What is a digital signature? What is its purpose? What is it used for? This article will answer these questions and more! Let’s start with the definition. A digital signature service is a cryptographic function that helps protect data integrity and assert an organization’s identity. Here are some of the benefits of a digital signature. The benefits of digital signatures include Non-repudiation of origin, Verification of authenticity, Timestamping, Archiving, and more.

Non-repudiation of origin:

In a legal transaction, non-repudiation of the origin of a digital signature ensures that no one can disavow the authenticity of a message. Nonrepudiation originated as a legal concept but has now found a broad application in information security, computing, and communications. It provides a verifiable, third-party way to ensure that a message has been sent and received by its intended recipient.

Verification of authenticity:

Verification of authenticity with a digital signature is possible in various applications.

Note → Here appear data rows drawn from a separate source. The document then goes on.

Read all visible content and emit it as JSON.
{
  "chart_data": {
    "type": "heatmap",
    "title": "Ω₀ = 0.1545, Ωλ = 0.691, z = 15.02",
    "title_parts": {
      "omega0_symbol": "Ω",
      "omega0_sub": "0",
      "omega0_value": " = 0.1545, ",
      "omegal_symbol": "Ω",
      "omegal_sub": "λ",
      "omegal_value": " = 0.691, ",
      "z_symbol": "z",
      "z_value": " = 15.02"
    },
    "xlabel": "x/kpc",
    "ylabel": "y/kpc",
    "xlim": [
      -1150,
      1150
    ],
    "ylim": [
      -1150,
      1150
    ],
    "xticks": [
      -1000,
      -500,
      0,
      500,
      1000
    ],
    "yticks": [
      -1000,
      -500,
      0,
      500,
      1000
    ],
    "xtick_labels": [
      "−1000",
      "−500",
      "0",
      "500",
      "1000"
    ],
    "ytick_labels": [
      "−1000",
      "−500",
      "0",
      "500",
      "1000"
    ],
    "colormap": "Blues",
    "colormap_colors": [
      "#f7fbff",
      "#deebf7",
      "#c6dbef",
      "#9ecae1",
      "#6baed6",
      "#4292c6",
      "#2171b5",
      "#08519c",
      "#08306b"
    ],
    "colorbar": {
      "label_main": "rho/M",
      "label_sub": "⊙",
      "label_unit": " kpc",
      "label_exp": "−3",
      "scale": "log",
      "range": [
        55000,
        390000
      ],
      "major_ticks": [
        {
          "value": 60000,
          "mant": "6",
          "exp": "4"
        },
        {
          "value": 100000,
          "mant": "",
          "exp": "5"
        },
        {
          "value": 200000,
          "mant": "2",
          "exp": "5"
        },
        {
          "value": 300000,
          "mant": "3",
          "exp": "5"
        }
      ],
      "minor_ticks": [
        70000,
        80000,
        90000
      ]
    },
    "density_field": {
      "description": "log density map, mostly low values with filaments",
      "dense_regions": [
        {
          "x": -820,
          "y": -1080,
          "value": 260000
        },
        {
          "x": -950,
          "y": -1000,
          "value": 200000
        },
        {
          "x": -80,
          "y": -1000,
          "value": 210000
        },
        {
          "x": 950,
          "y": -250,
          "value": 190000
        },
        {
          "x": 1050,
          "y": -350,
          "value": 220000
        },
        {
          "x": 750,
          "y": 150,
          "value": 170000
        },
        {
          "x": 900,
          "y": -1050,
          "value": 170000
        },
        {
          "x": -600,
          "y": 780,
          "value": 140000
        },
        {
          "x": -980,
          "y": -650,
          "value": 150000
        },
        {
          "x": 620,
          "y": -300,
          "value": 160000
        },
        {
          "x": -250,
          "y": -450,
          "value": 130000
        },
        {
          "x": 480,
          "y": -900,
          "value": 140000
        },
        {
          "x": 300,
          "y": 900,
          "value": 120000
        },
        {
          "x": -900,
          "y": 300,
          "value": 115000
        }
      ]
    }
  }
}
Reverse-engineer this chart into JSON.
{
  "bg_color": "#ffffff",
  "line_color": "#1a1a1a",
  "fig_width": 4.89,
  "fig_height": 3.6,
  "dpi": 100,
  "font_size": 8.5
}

This method of digital signature authentication requires a mathematical formula to be applied to a digital message. It depends on three inputs – the sequence of characters representing signed data, the public key of the signing party, and the value of the signature. It produces a yes or no answer, where yes signifies that the digital signature is authentic and associated with the public key. This can validate the authenticity of signed documents, such as emails.

Timestamping:

Timestamping is a feature that adds credibility to the digital signature. Electronic signatures are rapidly being adopted by businesses and governments worldwide and are now required to meet strict legal, compliance, and suitability requirements. The timestamp embedded in an electronic document allows the recipient to confirm whether the document was signed electronically and not altered after it was submitted. It also protects intellectual property and offers strong legal auditability. A trusted timestamp adds confidence to the digital signature application.

Archiving:

The role of digital signatures in CDX is addressed in the preamble’s Section IV.D.6. SS 3.100(5) discusses the requirement to preserve the electronic signature as part of an electronic record. Archivists could certify the validity of the previous signature and place the original in the archive. EPA will consider any comments received and may seek to amend the regulation.